1009, rue Isidore Ducasse

FICTION  par LA PLUME DU CHAKAL //

◊ Lauréat du Prix « Streetpress – Sale temps pour les ours  » du court littéraire 2016 ◊

 

« 1009 de la rue Isidore Ducasse. Nous y sommes, p’tit gars. »

Je refile ses deniers au tacos qui s’en va s’garer en cahotant sur le trottoir fissuré. Le chauffeur en fer à cheval entre dans le rade installé là, le « Vaut mieux ici qu’en face ». Je ne prends pas le temps de m’amuser de la chose et file relativement droit vers la lourde de l’immeuble, slalomant entre les cratères et les taupinières qui jonchent la route dépavée. Je découvre maintenant, en lieu et place d’une porte classique, une planche en bois troué. Mais vernis. Amusant. Je donne une légère poussée à ladite planche et celle-ci s’ouvre dans un grincement, laissant passer un air noirâtre à travers ses trous. Hé ! Le 1009 de la rue Isidore Ducasse me semble être un immeuble bien agréable.

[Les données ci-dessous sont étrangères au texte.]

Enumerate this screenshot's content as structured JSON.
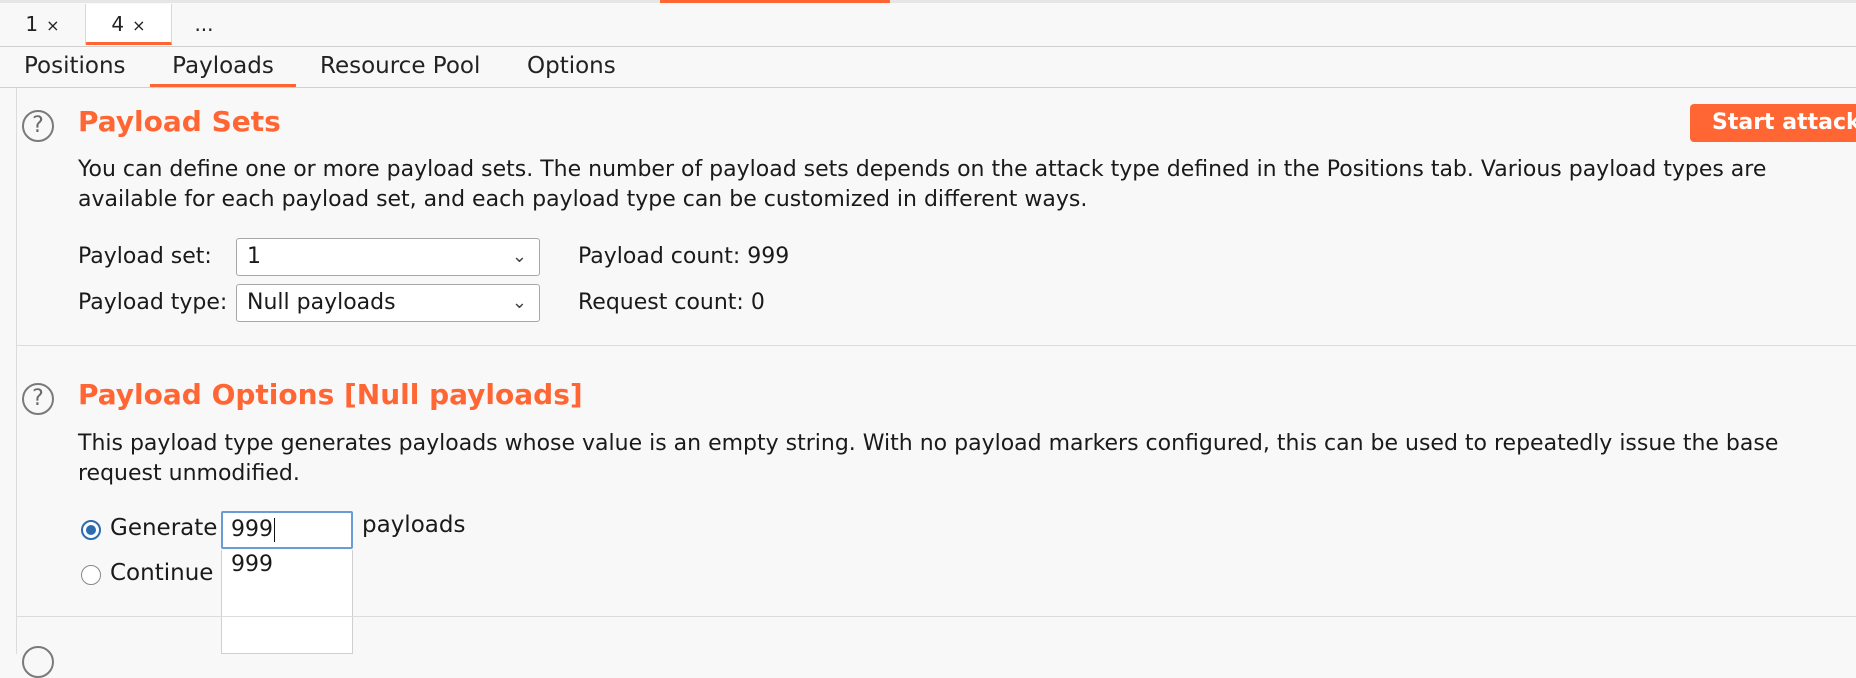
{
  "request_tabs": [
    {
      "label": "1",
      "close": "×"
    },
    {
      "label": "4",
      "close": "×"
    },
    {
      "label": "..."
    }
  ],
  "sub_tabs": [
    "Positions",
    "Payloads",
    "Resource Pool",
    "Options"
  ],
  "payload_sets": {
    "title": "Payload Sets",
    "description": "You can define one or more payload sets. The number of payload sets depends on the attack type defined in the Positions tab. Various payload types are available for each payload set, and each payload type can be customized in different ways.",
    "start_button": "Start attack",
    "set_label": "Payload set:",
    "set_value": "1",
    "type_label": "Payload type:",
    "type_value": "Null payloads",
    "payload_count": "Payload count: 999",
    "request_count": "Request count: 0"
  },
  "payload_options": {
    "title": "Payload Options [Null payloads]",
    "description": "This payload type generates payloads whose value is an empty string. With no payload markers configured, this can be used to repeatedly issue the base request unmodified.",
    "generate_label": "Generate",
    "generate_value": "999",
    "payloads_suffix": "payloads",
    "continue_label": "Continue i",
    "autocomplete_option": "999"
  },
  "help_glyph": "?",
  "chevron_glyph": "⌄",
  "colors": {
    "accent": "#ff6633",
    "radio": "#2b6cb0"
  }
}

Je pénètre le corridor froid, poussiéreux, et même un peu puant. Une odeur de renfermé et de moisissure me prend la gueule. J’en manque d’en dégobiller mon absence de p’tit déj’. Et puis, vient s’ajouter à la vue triste et aux odeurs malsaines le son d’un piano un poil désaccordé mais bluesy à souhait. Je longe le corridor, me laissant guider par la mélodie, le corps voûté pour éviter les quelques restes d’air noirâtre stagnant au plafond. Je crois reconnaitre Me & The Devil. Amusant. Je me retrouve devant une lourde, le même genre de planchette en bois de que dalle que celle de l’entrée. La musique s’arrête et une voix féminine, usée par une vie de bourbon et de cancerettes, se manifeste soudain à travers la boiserie vermoulue, m’invitant à entrer dans sa danse. Je pousse la porte du plat de la main, elle passe à travers. Je marque un temps d’arrêt, me pince les pulpeuses, et puis j’ouvre complètement la porte, toujours autour de mon bras, sous le rire rauque qui se transforme sur la fin en une toux grasse de la gonzesse installée là, devant son piano désaccordé.